Venteicher Andrew S, Tirosh Itay, Hebert Christine, Yizhak Keren, Neftel Cyril, Filbin Mariella G, Hovestadt Volker, Escalante Leah E, Shaw McKenzie L, Rodman Christopher, Gillespie Shawn M, Dionne Danielle, Luo Christina C, Ravichandran Hiranmayi, Mylvaganam Ravindra, Mount Christopher, Onozato Maristela L, Nahed Brian V, Wakimoto Hiroaki, Curry William T, Iafrate A John, Rivera Miguel N, Frosch Matthew P, Golub Todd R, Brastianos Priscilla K, Getz Gad, Patel Anoop P, Monje Michelle, Cahill Daniel P, Rozenblatt-Rosen Orit, Louis David N, Bernstein Bradley E, Regev Aviv, Suvà Mario L
Department of Pathology and Center for Cancer Research, Massachusetts General Hospital and Harvard Medical School, Boston, MA 02114, USA.
Broad Institute of Harvard and MIT, Cambridge, MA 02142, USA.
Science. 2017 Mar 31;355(6332). doi: 10.1126/science.aai8478.
Tumor subclasses differ according to the genotypes and phenotypes of malignant cells as well as the composition of the tumor microenvironment (TME). We dissected these influences in isocitrate dehydrogenase (IDH)-mutant gliomas by combining 14,226 single-cell RNA sequencing (RNA-seq) profiles from 16 patient samples with bulk RNA-seq profiles from 165 patient samples. Differences in bulk profiles between IDH-mutant astrocytoma and oligodendroglioma can be primarily explained by distinct TME and signature genetic events, whereas both tumor types share similar developmental hierarchies and lineages of glial differentiation. As tumor grade increases, we find enhanced proliferation of malignant cells, larger pools of undifferentiated glioma cells, and an increase in macrophage over microglia expression programs in TME. Our work provides a unifying model for IDH-mutant gliomas and a general framework for dissecting the differences among human tumor subclasses.

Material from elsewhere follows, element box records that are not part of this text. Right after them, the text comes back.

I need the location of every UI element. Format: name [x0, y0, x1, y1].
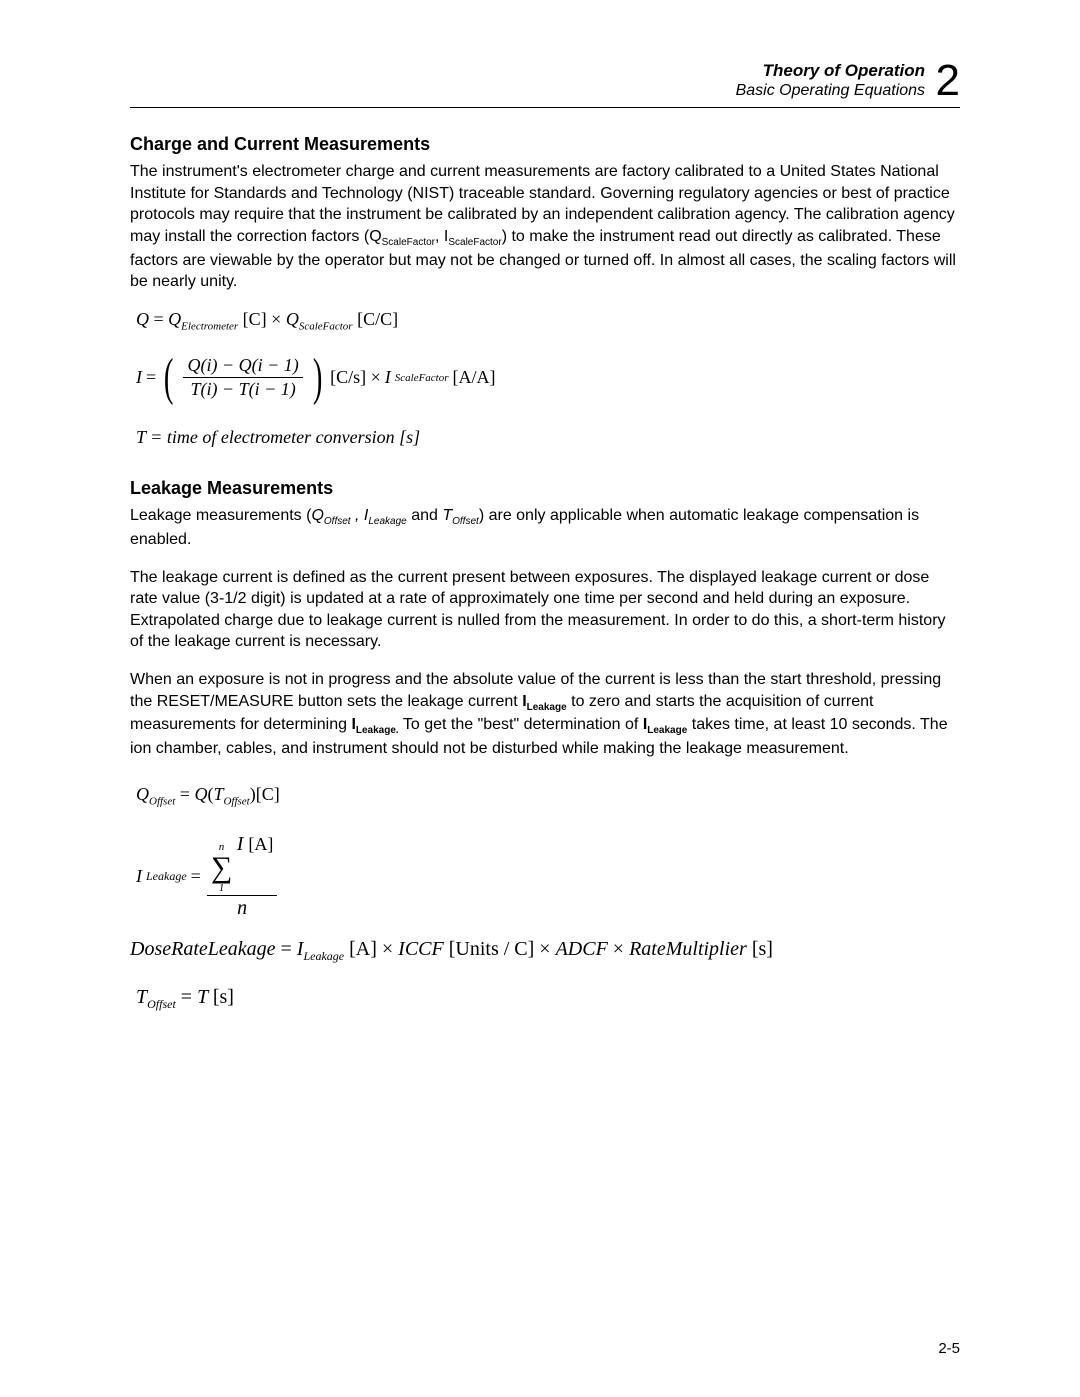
para-leakage-1: Leakage measurements (QOffset , ILeakage… [130, 505, 960, 550]
text: Leakage measurements ( [130, 507, 311, 524]
header-subtitle: Basic Operating Equations [736, 81, 925, 101]
section-heading-charge: Charge and Current Measurements [130, 134, 960, 155]
text: Q(i) − Q(i − 1) [187, 355, 298, 375]
var: T [136, 986, 147, 1008]
var: Q [311, 507, 323, 524]
denominator: T(i) − T(i − 1) [186, 379, 299, 400]
subscript: Offset [452, 516, 479, 527]
page: Theory of Operation Basic Operating Equa… [0, 0, 1080, 1397]
unit: [C] [256, 784, 280, 804]
header-rule [130, 107, 960, 108]
page-header: Theory of Operation Basic Operating Equa… [130, 60, 960, 101]
para-charge-intro: The instrument's electrometer charge and… [130, 161, 960, 293]
var: T [197, 986, 213, 1008]
sigma-bottom: 1 [219, 883, 225, 894]
text: , I [435, 228, 448, 245]
fraction: n ∑ 1 I [A] n [207, 833, 278, 920]
var: DoseRateLeakage [130, 938, 276, 960]
equation-i: I = ( Q(i) − Q(i − 1) T(i) − T(i − 1) ) … [136, 355, 960, 402]
text: T(i) − T(i − 1) [190, 379, 295, 399]
para-leakage-2: The leakage current is defined as the cu… [130, 567, 960, 653]
unit: [A] × [344, 938, 398, 960]
op: = [175, 784, 194, 804]
unit: [A] [248, 834, 273, 854]
text: , [351, 507, 364, 524]
op: = [191, 866, 201, 887]
section-heading-leakage: Leakage Measurements [130, 478, 960, 499]
numerator: Q(i) − Q(i − 1) [183, 355, 302, 376]
op: = [146, 367, 156, 388]
var: ICCF [398, 938, 444, 960]
para-leakage-3: When an exposure is not in progress and … [130, 669, 960, 760]
fraction-bar [207, 895, 278, 896]
subscript: ScaleFactor [395, 372, 449, 384]
sigma-icon: n ∑ 1 [211, 842, 232, 894]
op: × [271, 309, 281, 329]
subscript: ScaleFactor [299, 321, 353, 333]
var: Q [168, 309, 181, 329]
equation-q: Q = QElectrometer [C] × QScaleFactor [C/… [136, 309, 960, 333]
op: = [276, 938, 297, 960]
var: ADCF [556, 938, 608, 960]
var: Q [194, 784, 207, 804]
subscript: ScaleFactor [448, 237, 501, 248]
page-number: 2-5 [938, 1340, 960, 1357]
subscript: Electrometer [181, 321, 238, 333]
text: and [407, 507, 443, 524]
fraction: Q(i) − Q(i − 1) T(i) − T(i − 1) [183, 355, 302, 400]
op: × [608, 938, 629, 960]
paren-right-icon: ) [313, 355, 323, 402]
op: = [176, 986, 197, 1008]
subscript: Leakage [527, 702, 567, 713]
header-title: Theory of Operation [736, 60, 925, 81]
equation-t: T = time of electrometer conversion [s] [136, 427, 960, 448]
var: I [136, 866, 142, 887]
unit: [Units / C] × [444, 938, 556, 960]
var: Q [136, 784, 149, 804]
equation-ileakage: I Leakage = n ∑ 1 I [A] n [136, 833, 960, 920]
subscript: ScaleFactor [382, 237, 435, 248]
chapter-number: 2 [936, 61, 960, 101]
subscript: Offset [223, 795, 249, 807]
subscript: Leakage [303, 949, 344, 963]
text: T = time of electrometer conversion [s] [136, 427, 420, 447]
subscript: Offset [324, 516, 351, 527]
var: I [136, 367, 142, 388]
subscript: Offset [149, 795, 175, 807]
var: RateMultiplier [629, 938, 747, 960]
unit: [s] [747, 938, 773, 960]
numerator: n ∑ 1 I [A] [207, 833, 278, 894]
unit: [s] [213, 986, 234, 1008]
var: I [385, 367, 391, 388]
unit: [A/A] [453, 367, 496, 388]
subscript: Leakage [368, 516, 406, 527]
var: Q [281, 309, 299, 329]
var: I [237, 833, 249, 855]
unit: [C/s] × [330, 367, 381, 388]
unit: [C/C] [353, 309, 399, 329]
unit: [C] [238, 309, 271, 329]
subscript: Leakage. [356, 725, 399, 736]
paren-left-icon: ( [164, 355, 174, 402]
var: T [213, 784, 223, 804]
subscript: Leakage [146, 869, 187, 884]
equation-qoffset: QOffset = Q(TOffset)[C] [136, 784, 960, 808]
denominator: n [233, 897, 251, 920]
fraction-bar [183, 377, 302, 378]
op: = [149, 309, 168, 329]
text: To get the "best" determination of [399, 716, 643, 733]
subscript: Offset [147, 997, 176, 1011]
var: Q [136, 309, 149, 329]
header-text-block: Theory of Operation Basic Operating Equa… [736, 60, 925, 101]
equation-doserate: DoseRateLeakage = ILeakage [A] × ICCF [U… [130, 938, 960, 964]
equation-toffset: TOffset = T [s] [136, 986, 960, 1012]
subscript: Leakage [647, 725, 687, 736]
var: T [442, 507, 452, 524]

肿瘤亚类根据恶性细胞的基因型和表型以及肿瘤微环境(TME)的组成而有所不同。我们通过将来自16例患者样本的14226个单细胞RNA测序(RNA-seq)图谱与来自165例患者样本的批量RNA-seq图谱相结合,剖析了异柠檬酸脱氢酶(IDH)突变型胶质瘤中的这些影响因素。IDH突变型星形细胞瘤和少突胶质细胞瘤之间批量图谱的差异主要可由不同的TME和标志性遗传事件来解释,而这两种肿瘤类型具有相似的发育层次和神经胶质分化谱系。随着肿瘤分级增加,我们发现TME中恶性细胞增殖增强、未分化胶质瘤细胞池增大以及巨噬细胞相对于小胶质细胞表达程序增加。我们的工作为IDH突变型胶质瘤提供了一个统一模型,并为剖析人类肿瘤亚类之间的差异提供了一个通用框架。